EL PRIMER BESO
Más
que conversar, aquellos dos susurraban: hacía poco que el romance había
empezado y andaban tontos, era el amor. Amor con lo que trae aparejado:
celos.
–Está bien, te creo que soy tu primera novia, me pone contenta. Pero dime la verdad: ¿nunca antes habías besado a una mujer?
–Sí, ya había besado a una mujer.
–¿Quién era? –preguntó ella dolorida.
Toscamente él intentó contárselo, pero no sabía cómo.
El
autobús de excursión subía lentamente por la sierra. Él, uno de los
muchachos en medio de la muchachada bulliciosa, dejaba que la brisa
fresca le diese en la cara y se le hundiera en el pelo con dedos largos,
finos y sin peso como los de una madre. Qué bueno era quedarse a veces
quieto, sin pensar casi, solo sintiendo. Concentrarse en sentir era
difícil en medio de la barahúnda de los compañeros.
Y
hasta la sed había empezado: jugar con el grupo, hablar a voz en
cuello, más fuerte que el ruido del motor, reír, gritar, pensar, sentir…

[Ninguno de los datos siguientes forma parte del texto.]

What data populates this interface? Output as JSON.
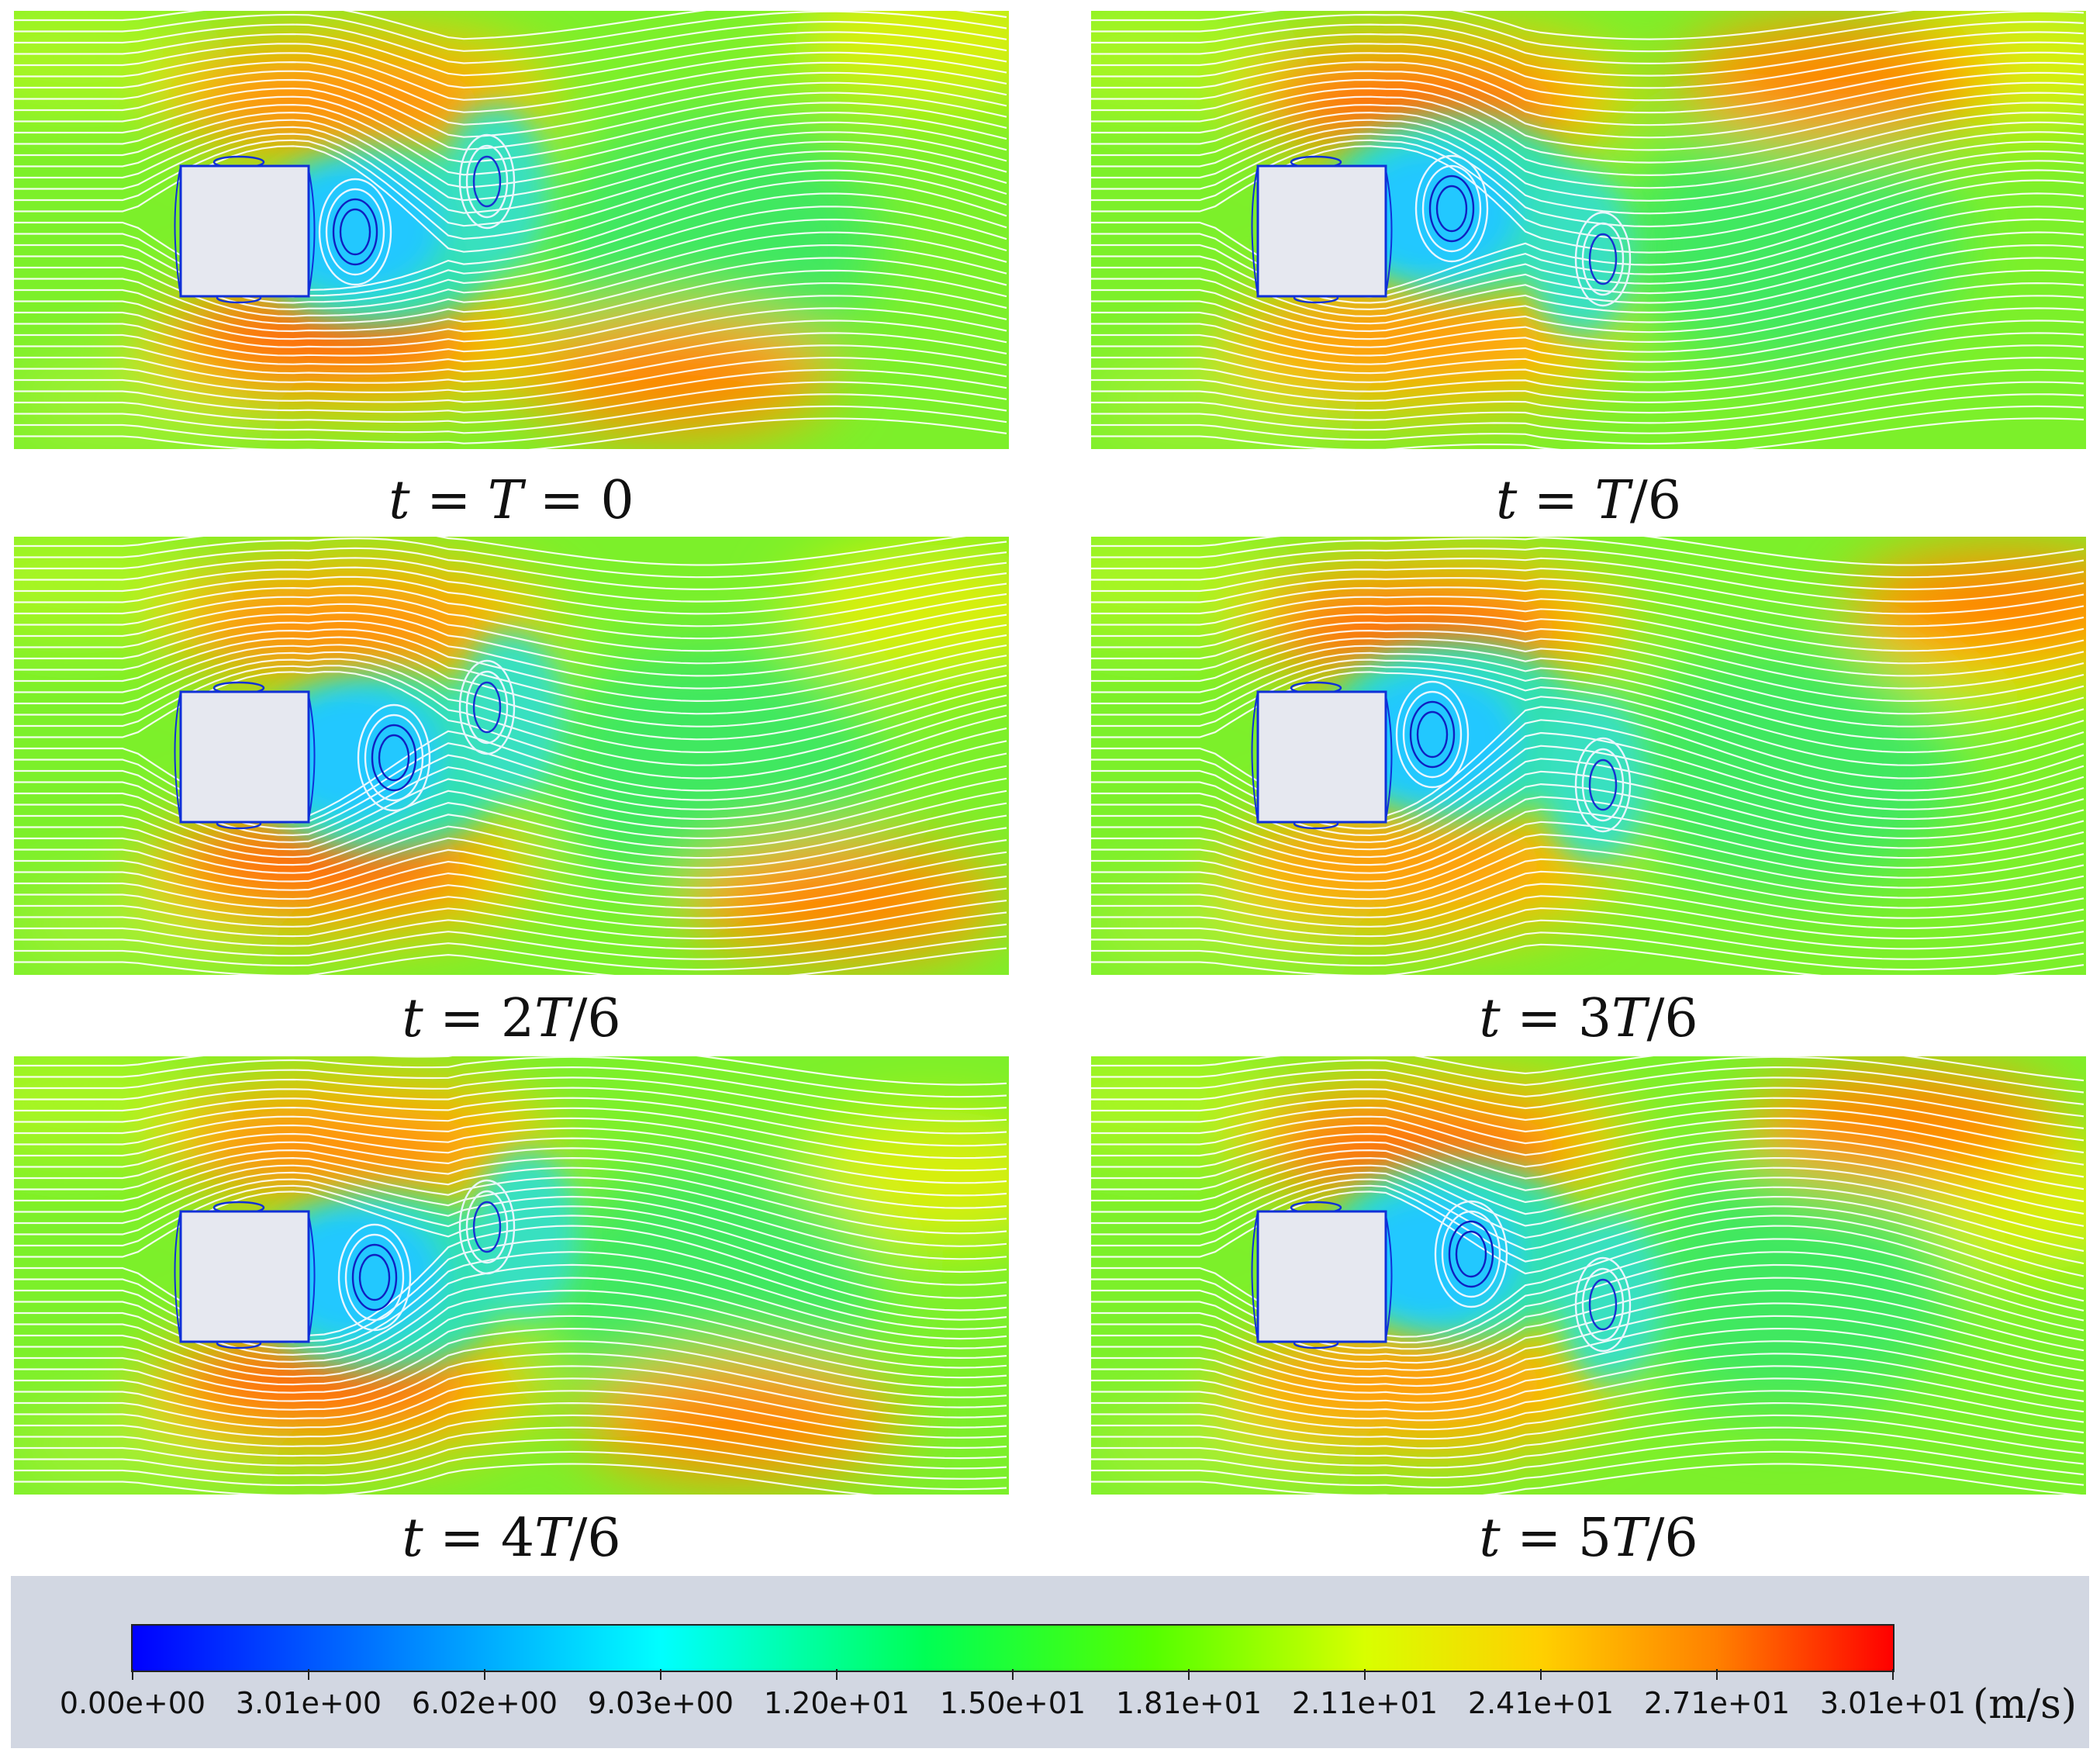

¡Caray! Cómo se secaba la garganta.
Y
ni sombra del agua. La cuestión era juntar saliva, y eso fue lo que
hizo. Después de juntarla en la boca ardiente la tragaba despacio, y
luego una vez más, y otra. Era tibia, sin embargo, la saliva, y no
quitaba la sed. Una sed enorme, más grande que él mismo, que ahora le
invadía todo el cuerpo.
La
brisa fina, antes tan buena, al sol del mediodía se había tornado ahora
árida y caliente, y al entrarle por la nariz le secaba todavía más la
poca saliva que había juntado pacientemente.
¿Y
si tapase la nariz y respirase un poco menos de aquel viento del
desierto? Probó un momento, pero se ahogaba en seguida. La cuestión era
esperar, esperar. Tal vez minutos apenas, tal vez horas, mientras que la
sed que tenía era de años.
No
sabía cómo ni por qué, pero ahora se sentía más cerca del agua, la
presentía más próxima y los ojos se le iban más allá de la ventana
recorriendo la carretera, penetrando entre los arbustos, explorando,
olfateando.
El
instinto animal que lo habitaba no se había equivocado: tras una
inesperada curva de la carretera, entre arbustos, estaba… la fuente de
donde brotaba un hilillo del agua soñada.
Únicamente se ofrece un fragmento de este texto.